Engie refers to the territory as Moroccan, and refuses to answer questions from WSRW regarding the operation. Engie's project is carried out in collaboration with the Moroccan company Nareva - owned by Morocco's King Mohammed. Engie's project consists of producing energy to power a seawater desalination plant, which in turn will irrigate gigantic and completely new agricultural areas in the occupied territory. A recently leaked environmental analysis documents that the projects will cause a large immigration to the area. According to the Geneva Conventions, Morocco is not allowed to move its own population into the area it occupies. But they do it anyway.
Star Lygra is the last ship in a fleet that has transported the twelve mills from China to the Canary Islands. Several of the components that have arrived in the archipelago since September have already been transported to Western Sahara during the past few days.
"Both customer and destination are assessed before we take on a transport assignment, and we have a list of destinations our ships should not sail to - Western Sahara being one of them. But the final destination of the item(s) is something G2 Ocean only occasionally asks about. The reason is that the vast majority of what we transport are raw materials or semi-finished products, and this will be sent on to countless places after we have unloaded where we are going to unload. Ownership of the cargo can change both while it is on board our ships and after it has been unloaded. As a result, very often our customer cannot say with certainty whether and whereto the load will be transported," Tvedt explained.
"In the booking note that was sent to G2 Ocean, it does not say anything about the cargo being forwarded, and the field about forwarding in the bills of lading is also blank," the shipping company states.
Grieg Maritime explains to the Norwegian Support Committee for Western Sahara that Star Lygra is owned by Chinese CMBFL, leased on a so-called bareboat to Grieg Shipping II (part of Grieg Maritime Group). GMG's Grieg Star has ship management, while G2 Ocean is a commercial operator.

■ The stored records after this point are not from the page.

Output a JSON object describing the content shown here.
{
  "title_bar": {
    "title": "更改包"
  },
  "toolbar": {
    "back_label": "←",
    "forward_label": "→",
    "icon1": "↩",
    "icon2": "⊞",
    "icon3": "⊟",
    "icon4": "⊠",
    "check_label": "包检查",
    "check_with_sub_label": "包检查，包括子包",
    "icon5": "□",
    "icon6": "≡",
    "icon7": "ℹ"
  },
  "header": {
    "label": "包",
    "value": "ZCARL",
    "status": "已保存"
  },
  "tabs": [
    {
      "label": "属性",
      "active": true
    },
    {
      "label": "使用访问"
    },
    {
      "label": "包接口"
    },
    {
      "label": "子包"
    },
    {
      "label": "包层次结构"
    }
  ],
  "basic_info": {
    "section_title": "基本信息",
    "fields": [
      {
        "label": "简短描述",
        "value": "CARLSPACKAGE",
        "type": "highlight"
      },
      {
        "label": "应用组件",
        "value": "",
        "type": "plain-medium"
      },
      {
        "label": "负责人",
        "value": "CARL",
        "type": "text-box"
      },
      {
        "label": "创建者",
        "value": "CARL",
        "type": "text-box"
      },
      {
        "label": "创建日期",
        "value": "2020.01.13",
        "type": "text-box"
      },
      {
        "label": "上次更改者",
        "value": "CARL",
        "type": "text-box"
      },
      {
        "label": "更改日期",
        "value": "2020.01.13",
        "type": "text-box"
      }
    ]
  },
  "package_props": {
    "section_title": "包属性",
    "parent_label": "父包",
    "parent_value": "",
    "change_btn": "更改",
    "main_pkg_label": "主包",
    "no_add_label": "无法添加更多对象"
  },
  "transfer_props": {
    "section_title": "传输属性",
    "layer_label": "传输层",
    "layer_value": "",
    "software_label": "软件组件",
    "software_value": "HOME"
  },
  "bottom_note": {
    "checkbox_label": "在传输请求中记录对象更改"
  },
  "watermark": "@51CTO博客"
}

The ship left the port of Taicang in China on 30 August 2023.
Grieg Maritime clarifies that G2 Ocean - which is partly owned by Grieg - has the same position regarding Western Sahara. "The charter parties are clear that our ships are not to sail to Western Sahara, and this is also in the routines of G2 Ocean", the shipping company said.
G2 Ocean is the joint operating company of Grieg and Gearbulk. The latter shipping company was for a number of years heavily involved in transporting conflict minerals from occupied Western Sahara to New Zealand until around 2012/2013. No Gearbulk transports have been reported since then.